Tatsächlich habe die luxemburgische Regierung die „Tax Rulings“ jahrelang ohne irgendeine Rechtsgrundlage und ohne irgendwelche schriftlichen Anweisungen einigen wenigen Finanzbeamten überlassen. Dies habe dazu geführt, dass PwC Steuerbescheide über absurd geringe Steuerzahlungen schon auf dem offiziellen Papier der Finanzbehörde druckte und dann praktisch ohne Prüfung von einem Finanzbeamten abzeichnen ließ. Erst die Veröffentlichung der „Luxleaks“ habe wieder „Ordnung in das Gesetzgebungssystem Luxemburgs“ gebracht.
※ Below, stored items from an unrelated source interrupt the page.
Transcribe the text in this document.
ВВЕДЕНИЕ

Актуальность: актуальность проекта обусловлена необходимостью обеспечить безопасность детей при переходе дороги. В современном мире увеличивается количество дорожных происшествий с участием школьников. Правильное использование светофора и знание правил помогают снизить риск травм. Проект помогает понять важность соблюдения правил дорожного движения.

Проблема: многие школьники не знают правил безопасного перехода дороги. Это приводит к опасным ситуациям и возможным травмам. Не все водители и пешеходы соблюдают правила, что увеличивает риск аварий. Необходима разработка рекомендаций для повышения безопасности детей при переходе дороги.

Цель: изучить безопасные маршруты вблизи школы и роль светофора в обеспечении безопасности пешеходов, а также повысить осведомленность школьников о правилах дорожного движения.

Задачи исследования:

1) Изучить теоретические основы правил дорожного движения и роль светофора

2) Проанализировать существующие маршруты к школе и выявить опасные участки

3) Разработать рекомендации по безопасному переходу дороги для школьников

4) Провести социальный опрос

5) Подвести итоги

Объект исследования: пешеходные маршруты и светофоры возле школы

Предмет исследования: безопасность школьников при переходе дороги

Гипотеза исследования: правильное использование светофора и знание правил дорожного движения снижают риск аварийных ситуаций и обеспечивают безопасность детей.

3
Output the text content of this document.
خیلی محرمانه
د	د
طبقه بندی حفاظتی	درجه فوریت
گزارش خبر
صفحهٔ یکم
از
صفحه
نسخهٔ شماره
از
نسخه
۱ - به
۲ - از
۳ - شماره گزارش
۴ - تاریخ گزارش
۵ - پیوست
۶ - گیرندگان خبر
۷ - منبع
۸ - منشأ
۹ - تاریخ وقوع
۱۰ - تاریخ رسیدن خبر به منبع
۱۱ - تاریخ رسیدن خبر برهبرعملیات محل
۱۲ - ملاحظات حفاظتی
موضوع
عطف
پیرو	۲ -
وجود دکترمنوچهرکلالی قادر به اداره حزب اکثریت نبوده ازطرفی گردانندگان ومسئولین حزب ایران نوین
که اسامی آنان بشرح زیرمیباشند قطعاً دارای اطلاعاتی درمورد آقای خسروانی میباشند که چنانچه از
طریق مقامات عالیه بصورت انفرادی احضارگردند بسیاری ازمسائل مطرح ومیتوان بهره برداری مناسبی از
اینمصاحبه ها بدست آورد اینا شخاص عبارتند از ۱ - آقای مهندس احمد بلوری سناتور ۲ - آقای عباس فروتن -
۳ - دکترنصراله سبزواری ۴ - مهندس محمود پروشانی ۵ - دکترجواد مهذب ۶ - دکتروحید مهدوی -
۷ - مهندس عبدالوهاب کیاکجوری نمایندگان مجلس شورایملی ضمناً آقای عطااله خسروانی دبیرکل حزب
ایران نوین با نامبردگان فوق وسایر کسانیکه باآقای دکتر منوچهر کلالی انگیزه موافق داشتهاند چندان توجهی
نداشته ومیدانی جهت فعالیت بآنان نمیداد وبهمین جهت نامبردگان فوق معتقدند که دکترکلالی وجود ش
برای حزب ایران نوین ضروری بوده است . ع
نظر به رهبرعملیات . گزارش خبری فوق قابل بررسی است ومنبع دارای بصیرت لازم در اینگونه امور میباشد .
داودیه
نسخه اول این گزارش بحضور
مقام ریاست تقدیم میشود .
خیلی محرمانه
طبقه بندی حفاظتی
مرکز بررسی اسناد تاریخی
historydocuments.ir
Neben Halet hat auch der Ex-PwC-Mitarbeiter Antoine Deltour Berufung gegen seine Verurteilung zu zwölf Monaten Haft auf Bewährung und 1500 Euro Geldbuße eingelegt. Für kommenden Montag ist eine weitere mündliche Verhandlung geplant. Für beide Angeklagten fordern die Verteidiger Freispruch.